Is there any end in sight? A simple answer, no. As long as there is profit to be made, we’ll have more and more of these consumer holidays. And, to be honest, it’s not a bad thing. If a company wants to promote their product and they find a good way to do it, why shouldn’t they? No one is forced to purchase Salt on National Salt day. You don’t have to buy a Mother’s Day card, flowers, or candy. Consumerism is a wonderful thing because it is largely voluntary. We buy things we want.
It is only when capitalism is constrained that we should start to be worried. When one company is not allowed to sell their product because it competes with another favored by the leaders of a country, then there is a problem.
We buy the things we want because they are priced attractively. This is the very nature of consumerism. We too often blame the corporate world for causing us to eat too much, go too far into debt, or something else related to capitalism. I won’t deny these things exist. We have an unhealthy population in the United States because of abundantly available food of a type we like. People go into debt because they want things, this overwhelms their financial good sense.
If I happened to want a nice hamburger, I might use the excuse that this is National Hamburger Week to purchase one. I’d be interested in seeing the metrics involved with many of these new holidays. Certainly, we see an enormous uptick in sales of flowers around Mother’s Day and ties around Father’s Day. If not, we wouldn’t see all these new holidays appearing on our calendar.
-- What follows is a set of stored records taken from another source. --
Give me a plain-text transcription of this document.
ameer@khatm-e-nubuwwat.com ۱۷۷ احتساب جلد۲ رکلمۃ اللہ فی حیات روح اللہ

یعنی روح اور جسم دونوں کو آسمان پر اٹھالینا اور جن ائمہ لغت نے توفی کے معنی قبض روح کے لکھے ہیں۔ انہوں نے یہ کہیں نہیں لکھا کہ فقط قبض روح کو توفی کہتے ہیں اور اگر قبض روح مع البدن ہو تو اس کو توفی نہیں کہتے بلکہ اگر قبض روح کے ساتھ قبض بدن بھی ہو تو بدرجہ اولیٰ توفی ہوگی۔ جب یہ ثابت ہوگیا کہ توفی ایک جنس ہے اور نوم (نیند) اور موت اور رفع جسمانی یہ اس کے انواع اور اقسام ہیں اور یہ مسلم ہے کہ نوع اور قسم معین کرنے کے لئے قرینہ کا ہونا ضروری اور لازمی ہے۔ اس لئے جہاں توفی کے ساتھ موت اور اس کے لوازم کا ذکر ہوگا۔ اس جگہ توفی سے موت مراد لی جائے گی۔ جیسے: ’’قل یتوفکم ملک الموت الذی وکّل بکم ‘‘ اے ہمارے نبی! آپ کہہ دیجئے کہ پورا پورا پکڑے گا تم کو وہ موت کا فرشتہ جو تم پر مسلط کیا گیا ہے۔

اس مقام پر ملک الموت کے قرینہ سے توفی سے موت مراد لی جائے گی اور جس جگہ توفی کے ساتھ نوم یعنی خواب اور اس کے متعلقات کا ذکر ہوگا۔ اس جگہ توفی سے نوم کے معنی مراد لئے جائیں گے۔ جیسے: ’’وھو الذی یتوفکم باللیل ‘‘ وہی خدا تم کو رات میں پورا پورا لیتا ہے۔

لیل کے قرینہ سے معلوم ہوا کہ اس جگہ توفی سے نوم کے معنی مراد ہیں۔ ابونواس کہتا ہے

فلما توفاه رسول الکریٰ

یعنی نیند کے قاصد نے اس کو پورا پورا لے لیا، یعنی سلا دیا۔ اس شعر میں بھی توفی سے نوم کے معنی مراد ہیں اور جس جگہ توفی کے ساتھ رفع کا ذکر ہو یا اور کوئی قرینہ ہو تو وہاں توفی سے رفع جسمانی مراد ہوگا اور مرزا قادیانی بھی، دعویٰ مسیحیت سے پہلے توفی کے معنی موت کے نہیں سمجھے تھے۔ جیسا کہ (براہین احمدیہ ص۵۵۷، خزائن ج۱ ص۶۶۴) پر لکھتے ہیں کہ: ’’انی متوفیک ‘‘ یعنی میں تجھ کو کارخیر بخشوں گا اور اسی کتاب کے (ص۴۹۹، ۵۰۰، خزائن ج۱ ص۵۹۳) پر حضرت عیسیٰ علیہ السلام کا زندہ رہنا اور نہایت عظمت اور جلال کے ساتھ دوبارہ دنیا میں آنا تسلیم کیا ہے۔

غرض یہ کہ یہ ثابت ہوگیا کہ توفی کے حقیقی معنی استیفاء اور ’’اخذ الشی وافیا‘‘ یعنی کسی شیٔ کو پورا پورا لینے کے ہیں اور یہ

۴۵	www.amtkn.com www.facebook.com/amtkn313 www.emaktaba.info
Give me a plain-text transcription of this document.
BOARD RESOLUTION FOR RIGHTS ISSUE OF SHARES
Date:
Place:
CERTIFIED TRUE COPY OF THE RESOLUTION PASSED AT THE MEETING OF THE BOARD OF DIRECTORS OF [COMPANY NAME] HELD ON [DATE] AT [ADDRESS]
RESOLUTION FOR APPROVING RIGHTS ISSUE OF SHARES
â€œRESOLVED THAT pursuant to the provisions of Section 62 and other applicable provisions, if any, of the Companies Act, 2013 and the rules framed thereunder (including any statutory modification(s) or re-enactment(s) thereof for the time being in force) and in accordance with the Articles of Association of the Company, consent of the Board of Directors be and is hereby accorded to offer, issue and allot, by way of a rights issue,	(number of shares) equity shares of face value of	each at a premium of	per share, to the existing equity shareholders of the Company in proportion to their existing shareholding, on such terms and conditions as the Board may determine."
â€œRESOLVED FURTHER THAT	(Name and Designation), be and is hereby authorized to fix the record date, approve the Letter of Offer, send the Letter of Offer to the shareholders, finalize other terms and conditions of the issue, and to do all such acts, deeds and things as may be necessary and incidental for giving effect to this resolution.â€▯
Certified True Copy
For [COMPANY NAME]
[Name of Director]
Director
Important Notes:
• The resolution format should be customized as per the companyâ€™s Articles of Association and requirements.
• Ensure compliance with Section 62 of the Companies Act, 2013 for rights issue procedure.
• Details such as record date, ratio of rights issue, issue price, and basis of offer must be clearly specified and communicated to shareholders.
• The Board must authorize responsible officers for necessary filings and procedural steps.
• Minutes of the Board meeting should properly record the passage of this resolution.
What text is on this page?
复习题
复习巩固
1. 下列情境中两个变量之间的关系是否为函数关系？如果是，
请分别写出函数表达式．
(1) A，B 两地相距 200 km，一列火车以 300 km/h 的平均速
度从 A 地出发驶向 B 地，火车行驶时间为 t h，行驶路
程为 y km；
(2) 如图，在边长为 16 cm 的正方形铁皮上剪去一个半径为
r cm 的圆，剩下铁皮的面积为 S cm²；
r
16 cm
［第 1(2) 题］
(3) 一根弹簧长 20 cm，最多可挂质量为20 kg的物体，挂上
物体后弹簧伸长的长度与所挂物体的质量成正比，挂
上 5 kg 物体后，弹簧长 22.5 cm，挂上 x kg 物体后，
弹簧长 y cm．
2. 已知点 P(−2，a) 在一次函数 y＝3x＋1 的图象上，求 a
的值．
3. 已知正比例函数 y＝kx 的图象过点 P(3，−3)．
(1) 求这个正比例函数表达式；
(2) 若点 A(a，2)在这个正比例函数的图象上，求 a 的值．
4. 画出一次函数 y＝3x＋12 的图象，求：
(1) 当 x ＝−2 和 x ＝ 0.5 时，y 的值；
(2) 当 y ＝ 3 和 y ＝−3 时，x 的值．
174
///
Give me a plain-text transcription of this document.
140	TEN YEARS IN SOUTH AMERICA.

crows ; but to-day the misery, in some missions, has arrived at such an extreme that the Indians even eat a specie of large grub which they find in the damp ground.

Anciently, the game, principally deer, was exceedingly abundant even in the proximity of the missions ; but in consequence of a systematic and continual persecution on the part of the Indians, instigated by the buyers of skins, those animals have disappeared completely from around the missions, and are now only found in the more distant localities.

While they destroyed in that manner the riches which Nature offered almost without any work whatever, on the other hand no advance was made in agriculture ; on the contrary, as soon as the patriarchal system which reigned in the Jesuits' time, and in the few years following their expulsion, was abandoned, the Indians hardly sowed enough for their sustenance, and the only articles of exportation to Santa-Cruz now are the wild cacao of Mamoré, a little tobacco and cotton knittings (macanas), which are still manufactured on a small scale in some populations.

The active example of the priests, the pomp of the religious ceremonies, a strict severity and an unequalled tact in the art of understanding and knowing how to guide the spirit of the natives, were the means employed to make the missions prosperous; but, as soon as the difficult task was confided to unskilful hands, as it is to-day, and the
Naturally they are somewhat self-defeating in that as we see more and more of these holidays appear, we become inured to them. That’s perfectly normal as well and eventually someone will find a new way to market their product.
Here is an interesting theoretical question. If the government banned such days, would it reduce consumption of that particular item? I think the answer is yes, but no one is calling for such bans. Mother’s Day is a huge boon for the flower industry but we don’t see consumer protection groups advocating the end of the holiday to prevent people from spending their money.
On the other hand, we do see all kinds of groups promoting the outlawing of particular items, be they drugs or simply large soda containers. The thrust of these laws is that we don’t know what is good for ourselves. That we lack the impulse control to stop self-destructive purchases. This is true. We do lack such control, but solutions based on legal remedies are doomed to fail.
We must teach people impulse control. We must educate them on financial realities. These are the methods by which we improve the lives of citizens, by helping them improve themselves.
It’s just not the role of government to protect us from ourselves, or made up national holidays.